喉に巻いた薄布を風が揺らす。手には新しい地図帳。都市の断面に、旧風路と新流路が細かく書き込まれている。その隣に、まだ名前のない微かな反響が一本、遠方地下へ伸びていた。


隣にはエミルがいる。青い外套は相変わらず少しくたびれていたが、もう“追放者”の顔ではなかった。忙しい医者の顔だ。

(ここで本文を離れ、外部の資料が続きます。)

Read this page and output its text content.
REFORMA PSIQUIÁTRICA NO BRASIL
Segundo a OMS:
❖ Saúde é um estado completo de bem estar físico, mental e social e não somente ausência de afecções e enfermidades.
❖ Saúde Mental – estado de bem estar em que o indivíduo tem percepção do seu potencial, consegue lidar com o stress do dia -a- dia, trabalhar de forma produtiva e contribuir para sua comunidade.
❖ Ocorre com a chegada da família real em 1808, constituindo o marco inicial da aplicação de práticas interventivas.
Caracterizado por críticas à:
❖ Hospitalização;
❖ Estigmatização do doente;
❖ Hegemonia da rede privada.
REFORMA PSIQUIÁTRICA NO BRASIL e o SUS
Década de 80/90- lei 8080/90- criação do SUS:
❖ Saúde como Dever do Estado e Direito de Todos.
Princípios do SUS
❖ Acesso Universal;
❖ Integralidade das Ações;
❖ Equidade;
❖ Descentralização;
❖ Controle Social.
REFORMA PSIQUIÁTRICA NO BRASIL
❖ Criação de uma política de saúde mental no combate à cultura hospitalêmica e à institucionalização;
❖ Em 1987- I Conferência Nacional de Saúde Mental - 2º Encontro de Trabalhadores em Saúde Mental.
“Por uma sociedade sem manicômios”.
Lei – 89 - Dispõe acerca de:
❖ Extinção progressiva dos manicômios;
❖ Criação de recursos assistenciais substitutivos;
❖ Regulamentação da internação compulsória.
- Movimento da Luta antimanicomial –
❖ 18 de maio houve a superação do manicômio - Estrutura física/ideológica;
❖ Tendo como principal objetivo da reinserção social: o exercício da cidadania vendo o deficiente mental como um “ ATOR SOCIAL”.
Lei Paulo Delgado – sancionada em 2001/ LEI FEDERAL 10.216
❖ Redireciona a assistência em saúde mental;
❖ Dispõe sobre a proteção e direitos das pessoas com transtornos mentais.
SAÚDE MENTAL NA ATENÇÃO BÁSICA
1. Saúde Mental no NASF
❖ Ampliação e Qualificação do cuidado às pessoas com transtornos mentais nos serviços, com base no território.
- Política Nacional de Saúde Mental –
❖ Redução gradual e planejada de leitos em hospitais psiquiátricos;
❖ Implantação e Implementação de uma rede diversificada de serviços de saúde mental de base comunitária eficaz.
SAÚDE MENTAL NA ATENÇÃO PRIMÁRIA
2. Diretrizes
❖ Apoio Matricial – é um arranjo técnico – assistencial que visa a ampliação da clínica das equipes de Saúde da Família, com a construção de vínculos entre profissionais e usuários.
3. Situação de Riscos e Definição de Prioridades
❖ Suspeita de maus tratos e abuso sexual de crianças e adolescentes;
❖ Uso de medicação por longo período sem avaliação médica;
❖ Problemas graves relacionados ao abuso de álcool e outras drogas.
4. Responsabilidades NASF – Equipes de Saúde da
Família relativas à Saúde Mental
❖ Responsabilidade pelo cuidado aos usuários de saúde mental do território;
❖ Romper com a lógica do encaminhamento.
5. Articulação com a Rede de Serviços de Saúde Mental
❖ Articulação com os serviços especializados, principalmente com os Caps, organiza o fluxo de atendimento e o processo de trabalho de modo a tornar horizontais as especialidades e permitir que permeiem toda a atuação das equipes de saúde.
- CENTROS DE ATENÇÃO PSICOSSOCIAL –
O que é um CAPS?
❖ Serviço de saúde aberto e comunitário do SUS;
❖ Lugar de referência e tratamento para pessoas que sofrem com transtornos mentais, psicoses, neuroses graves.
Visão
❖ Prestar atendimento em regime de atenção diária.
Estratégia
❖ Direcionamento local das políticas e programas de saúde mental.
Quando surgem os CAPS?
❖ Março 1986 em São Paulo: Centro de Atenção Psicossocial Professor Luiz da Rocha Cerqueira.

谷の向こうで熱気球が上がる。前より数が多い。朝の作業時間が伸びたせいで、人々の顔に少しだけ余裕がある。子どもたちはまた走り回っている。誰かが歌っている。


「新しい航路図、見せてくれ」


ミオは帳面を開く。エミルが覗き込み、眉を上げた。

「これは……都市外縁の地下反応か?」


ミオは頷く。

別の地下都市かもしれない。古い避難路かもしれない。あるいは、まだ誰も知らない生存圏。


エミルが笑う。

「平和になったと思ったら、すぐ厄介ごとか」


ミオも少し笑う。

以前よりはっきり、声が出るようになっていた。まだ長く喋ると痛むし、歌えばすぐ掠れる。でも、もう“失った声”ではない。“取り戻し途中の声”だ。


「……行く?」


たった二文字半なのに、エミルはなぜか少し黙った。

それから、心底嬉しそうに笑う。


「もちろん」


風が吹く。朝の冷たさと、すぐ来る熱の気配を一緒に運ぶ風だ。ミオはその風を吸い込む。胸が痛まないわけではない。ユラのいない朝は、これからもずっと少し欠けている。


でも欠けたまま、前へ進める。


ミオは空に向かって言った。


「ユラ。いってきます」


返事はない。

けれど遠くの風の塔が、やさしく、誇らしげに鳴った。


その音を背に、二人は新しい地図の先へ歩き出す。

地下に閉じこめられていた朝は、もう少しずつ、地上へひらいていた。